Alexandra Beust, chief spokeswoman for the German agency, confirmed the incident and said the organization immediately alerted Barclays and deleted the data. The agency doesn’t see the need to change its procedures based on a one-time event, Beust said. A spokesman for Barclays in London declined to comment.
“This was some client information that went to a regulator, this was not the core data systems of the bank being breached,” Chief Executive Officer Jes Staley said when asked about the incident on a call with reporters on Friday after the bank announced earnings.
The incident is a blow to Barclays’ reputation because client confidentiality is sacrosanct in the investment banking and trading businesses. Human error is a threat to bank’s data security as firms also try to protect against cyber attacks and wrongdoing like employee thefts.
Wells Fargo & Co. is facing questions from U.S. financial watchdogs after mistakenly providing wealthy customers’ data to an attorney as part of a lawsuit, Bloomberg News reported this month.
London-based Barclays has been under fire for other compliance issues this year, most notably when CEO Staley had to apologize to shareholders in May for trying to unmask a whistle-blower in contravention of the bank’s rules guaranteeing anonymity.

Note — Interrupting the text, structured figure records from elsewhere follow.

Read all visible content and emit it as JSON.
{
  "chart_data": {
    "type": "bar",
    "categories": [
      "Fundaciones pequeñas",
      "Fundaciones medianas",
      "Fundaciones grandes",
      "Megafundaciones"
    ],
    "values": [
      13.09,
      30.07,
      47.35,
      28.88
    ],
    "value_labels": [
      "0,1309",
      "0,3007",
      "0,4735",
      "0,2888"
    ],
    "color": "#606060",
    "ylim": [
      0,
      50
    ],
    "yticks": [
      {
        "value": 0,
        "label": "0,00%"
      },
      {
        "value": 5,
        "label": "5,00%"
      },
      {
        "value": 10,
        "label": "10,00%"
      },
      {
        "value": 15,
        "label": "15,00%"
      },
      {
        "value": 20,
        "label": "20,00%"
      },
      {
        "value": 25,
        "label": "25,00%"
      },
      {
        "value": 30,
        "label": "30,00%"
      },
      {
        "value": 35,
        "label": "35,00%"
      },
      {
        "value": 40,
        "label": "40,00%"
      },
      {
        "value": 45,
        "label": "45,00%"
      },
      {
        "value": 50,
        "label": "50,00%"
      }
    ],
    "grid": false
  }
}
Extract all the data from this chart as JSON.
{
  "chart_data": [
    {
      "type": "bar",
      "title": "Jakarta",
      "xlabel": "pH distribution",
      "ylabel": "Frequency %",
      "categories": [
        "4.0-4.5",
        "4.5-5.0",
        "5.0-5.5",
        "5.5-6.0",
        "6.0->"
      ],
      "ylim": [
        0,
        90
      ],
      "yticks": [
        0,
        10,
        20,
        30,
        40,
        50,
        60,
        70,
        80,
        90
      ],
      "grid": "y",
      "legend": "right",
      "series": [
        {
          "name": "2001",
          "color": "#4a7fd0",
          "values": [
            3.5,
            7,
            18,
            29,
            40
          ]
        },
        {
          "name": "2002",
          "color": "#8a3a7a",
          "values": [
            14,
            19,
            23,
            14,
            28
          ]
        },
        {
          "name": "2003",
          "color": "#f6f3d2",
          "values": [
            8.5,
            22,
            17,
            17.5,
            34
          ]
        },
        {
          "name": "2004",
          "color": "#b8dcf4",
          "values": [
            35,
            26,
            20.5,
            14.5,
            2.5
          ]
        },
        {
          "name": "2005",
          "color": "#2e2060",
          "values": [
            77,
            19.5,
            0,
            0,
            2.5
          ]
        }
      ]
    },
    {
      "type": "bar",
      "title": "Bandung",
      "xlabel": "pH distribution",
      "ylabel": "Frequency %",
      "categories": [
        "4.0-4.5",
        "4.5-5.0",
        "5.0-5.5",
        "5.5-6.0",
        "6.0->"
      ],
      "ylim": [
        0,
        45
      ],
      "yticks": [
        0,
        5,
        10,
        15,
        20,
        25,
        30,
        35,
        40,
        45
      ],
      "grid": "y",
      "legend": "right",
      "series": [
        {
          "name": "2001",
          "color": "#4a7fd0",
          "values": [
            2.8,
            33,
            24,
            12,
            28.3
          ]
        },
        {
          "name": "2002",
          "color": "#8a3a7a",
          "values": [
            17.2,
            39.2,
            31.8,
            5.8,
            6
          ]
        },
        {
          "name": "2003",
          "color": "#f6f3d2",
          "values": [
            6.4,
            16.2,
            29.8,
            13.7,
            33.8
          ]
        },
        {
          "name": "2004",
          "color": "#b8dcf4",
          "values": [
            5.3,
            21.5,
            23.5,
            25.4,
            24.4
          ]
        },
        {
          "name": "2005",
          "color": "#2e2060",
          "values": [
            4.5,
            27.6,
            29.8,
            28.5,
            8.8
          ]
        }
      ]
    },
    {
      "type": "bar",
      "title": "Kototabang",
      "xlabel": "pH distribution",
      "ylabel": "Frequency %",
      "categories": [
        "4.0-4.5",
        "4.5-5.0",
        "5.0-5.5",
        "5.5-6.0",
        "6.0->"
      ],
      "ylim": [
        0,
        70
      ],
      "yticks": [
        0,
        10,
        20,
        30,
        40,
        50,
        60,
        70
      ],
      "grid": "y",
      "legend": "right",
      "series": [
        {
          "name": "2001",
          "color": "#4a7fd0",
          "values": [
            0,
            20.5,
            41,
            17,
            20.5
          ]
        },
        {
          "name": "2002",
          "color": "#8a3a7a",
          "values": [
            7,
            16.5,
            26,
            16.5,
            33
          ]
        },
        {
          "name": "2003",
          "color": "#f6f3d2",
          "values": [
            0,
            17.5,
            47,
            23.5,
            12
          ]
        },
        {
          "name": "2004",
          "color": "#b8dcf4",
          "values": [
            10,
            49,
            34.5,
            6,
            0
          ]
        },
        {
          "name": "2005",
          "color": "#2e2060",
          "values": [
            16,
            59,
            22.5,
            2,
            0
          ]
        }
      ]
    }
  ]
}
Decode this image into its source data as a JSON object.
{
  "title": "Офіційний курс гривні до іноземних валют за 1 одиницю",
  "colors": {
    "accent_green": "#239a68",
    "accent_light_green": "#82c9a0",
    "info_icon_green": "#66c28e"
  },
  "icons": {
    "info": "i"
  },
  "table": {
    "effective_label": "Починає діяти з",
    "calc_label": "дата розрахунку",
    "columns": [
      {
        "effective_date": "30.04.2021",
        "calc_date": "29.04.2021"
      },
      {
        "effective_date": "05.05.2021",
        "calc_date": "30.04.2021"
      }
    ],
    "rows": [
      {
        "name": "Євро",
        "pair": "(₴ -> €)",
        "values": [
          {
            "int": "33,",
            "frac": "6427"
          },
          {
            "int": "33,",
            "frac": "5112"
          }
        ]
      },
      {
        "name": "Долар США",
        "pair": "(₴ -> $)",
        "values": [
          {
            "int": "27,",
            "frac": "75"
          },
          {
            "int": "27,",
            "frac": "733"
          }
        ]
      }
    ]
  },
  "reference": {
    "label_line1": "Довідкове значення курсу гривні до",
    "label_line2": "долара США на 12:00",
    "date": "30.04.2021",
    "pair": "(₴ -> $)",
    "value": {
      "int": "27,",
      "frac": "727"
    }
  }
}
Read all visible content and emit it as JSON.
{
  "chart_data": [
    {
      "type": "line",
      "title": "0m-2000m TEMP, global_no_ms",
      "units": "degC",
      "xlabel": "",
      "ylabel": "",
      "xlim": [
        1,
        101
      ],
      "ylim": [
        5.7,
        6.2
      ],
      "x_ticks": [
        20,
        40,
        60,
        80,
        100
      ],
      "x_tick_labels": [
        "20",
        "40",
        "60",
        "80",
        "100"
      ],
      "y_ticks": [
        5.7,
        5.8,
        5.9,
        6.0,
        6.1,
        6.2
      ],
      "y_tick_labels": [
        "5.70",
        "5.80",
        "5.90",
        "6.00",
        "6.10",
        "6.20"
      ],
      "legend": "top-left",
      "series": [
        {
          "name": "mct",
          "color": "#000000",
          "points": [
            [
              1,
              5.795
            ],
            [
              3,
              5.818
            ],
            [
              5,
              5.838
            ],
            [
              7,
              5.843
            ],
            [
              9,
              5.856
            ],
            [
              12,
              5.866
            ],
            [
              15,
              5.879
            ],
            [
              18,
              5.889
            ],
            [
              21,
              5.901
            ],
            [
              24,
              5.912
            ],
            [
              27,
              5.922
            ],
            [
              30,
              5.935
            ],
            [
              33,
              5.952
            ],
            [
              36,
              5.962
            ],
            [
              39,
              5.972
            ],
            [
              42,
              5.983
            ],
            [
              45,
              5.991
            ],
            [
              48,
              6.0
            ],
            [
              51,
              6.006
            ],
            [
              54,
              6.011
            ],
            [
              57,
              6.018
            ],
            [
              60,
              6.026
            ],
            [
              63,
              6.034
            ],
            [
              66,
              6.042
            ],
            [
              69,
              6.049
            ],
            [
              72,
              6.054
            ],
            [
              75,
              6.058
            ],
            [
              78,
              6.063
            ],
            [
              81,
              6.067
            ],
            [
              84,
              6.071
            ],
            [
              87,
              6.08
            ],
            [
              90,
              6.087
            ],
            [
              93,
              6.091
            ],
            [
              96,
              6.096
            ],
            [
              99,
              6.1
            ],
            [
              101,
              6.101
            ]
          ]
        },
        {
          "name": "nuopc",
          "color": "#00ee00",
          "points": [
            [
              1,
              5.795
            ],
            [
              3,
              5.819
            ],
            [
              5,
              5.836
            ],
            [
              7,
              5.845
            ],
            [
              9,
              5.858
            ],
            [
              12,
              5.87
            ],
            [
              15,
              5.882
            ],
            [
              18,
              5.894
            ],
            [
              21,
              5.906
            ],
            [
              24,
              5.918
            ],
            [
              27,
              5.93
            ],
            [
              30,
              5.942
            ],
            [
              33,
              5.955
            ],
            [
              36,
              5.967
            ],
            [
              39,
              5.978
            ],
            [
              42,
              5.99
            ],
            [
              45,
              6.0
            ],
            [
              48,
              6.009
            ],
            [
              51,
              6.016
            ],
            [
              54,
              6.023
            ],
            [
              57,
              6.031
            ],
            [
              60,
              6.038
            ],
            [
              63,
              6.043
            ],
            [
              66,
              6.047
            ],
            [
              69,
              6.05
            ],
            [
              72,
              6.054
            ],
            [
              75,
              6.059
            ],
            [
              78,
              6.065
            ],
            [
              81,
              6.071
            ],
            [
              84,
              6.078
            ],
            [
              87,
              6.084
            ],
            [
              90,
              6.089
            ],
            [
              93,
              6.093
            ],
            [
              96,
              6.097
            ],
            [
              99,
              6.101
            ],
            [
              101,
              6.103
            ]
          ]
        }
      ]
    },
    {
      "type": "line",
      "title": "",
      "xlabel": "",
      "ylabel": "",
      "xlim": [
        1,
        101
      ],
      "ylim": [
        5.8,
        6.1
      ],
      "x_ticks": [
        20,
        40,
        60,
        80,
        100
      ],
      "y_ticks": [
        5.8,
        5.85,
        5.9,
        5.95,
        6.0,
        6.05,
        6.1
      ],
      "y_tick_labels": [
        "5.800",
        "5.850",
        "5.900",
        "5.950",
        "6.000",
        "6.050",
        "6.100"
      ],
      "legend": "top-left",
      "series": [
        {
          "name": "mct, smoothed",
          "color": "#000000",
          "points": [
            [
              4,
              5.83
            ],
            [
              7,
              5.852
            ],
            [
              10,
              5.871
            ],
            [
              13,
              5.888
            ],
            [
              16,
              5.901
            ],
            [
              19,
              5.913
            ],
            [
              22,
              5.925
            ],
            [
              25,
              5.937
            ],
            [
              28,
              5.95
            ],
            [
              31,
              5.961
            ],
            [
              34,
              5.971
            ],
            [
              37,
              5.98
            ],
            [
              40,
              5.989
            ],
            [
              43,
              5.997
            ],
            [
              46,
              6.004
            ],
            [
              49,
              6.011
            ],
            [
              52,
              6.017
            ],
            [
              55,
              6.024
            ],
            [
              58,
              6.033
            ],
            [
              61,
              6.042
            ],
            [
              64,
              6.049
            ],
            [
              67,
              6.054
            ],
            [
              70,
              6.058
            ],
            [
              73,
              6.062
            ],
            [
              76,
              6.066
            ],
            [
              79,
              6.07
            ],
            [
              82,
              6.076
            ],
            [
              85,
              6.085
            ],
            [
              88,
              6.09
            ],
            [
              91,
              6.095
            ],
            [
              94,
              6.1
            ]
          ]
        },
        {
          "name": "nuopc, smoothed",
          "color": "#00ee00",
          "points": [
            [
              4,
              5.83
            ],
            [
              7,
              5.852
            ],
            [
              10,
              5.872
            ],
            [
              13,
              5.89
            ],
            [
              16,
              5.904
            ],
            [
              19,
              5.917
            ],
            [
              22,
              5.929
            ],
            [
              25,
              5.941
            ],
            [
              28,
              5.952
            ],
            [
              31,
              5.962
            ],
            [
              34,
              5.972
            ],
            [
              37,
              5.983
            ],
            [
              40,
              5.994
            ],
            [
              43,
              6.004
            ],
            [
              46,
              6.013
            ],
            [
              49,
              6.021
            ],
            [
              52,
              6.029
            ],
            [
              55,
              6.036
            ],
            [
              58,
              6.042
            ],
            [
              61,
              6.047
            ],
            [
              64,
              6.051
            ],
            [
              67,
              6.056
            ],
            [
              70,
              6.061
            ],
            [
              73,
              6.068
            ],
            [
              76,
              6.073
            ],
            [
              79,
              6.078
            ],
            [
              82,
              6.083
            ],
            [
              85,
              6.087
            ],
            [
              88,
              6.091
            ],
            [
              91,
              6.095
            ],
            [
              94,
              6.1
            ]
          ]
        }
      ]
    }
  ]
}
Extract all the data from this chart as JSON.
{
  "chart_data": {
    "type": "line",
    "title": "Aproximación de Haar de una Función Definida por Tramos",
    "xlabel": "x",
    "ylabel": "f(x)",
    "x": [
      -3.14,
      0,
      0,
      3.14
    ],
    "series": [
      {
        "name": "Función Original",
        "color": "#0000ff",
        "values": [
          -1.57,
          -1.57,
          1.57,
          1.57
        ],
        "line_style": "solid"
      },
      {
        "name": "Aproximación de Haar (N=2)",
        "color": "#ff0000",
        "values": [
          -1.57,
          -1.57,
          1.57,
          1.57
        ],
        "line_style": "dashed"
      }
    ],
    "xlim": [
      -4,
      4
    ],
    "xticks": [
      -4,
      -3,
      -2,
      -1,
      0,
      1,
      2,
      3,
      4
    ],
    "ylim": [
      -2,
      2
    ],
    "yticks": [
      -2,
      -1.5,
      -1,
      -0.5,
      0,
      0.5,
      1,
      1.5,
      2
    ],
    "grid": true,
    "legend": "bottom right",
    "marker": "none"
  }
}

He and other executives are currently being interviewed by the U.K. Financial Conduct Authority and could face penalties ranging from a fine to losing his job.
Barclays has pledged to spend billions of pounds to digitize and automate its processes to cut costs, reduce human error and make it harder for market-rigging scandals to re-occur.
“We continue to invest very heavily in our compliance function and controls framework, and feel very, very good about the progress there and improvements we’ve made,” Finance Director Tushar Morzaria said in response to questions about whether the bank was tightening its procedures after the incident.
Barclays was the ninth-biggest dealer of German government securities in the first half of the year, according to the German Finance Agency’s website. A primary dealer buys sovereign bonds from the state in auctions and sells them on to other investors.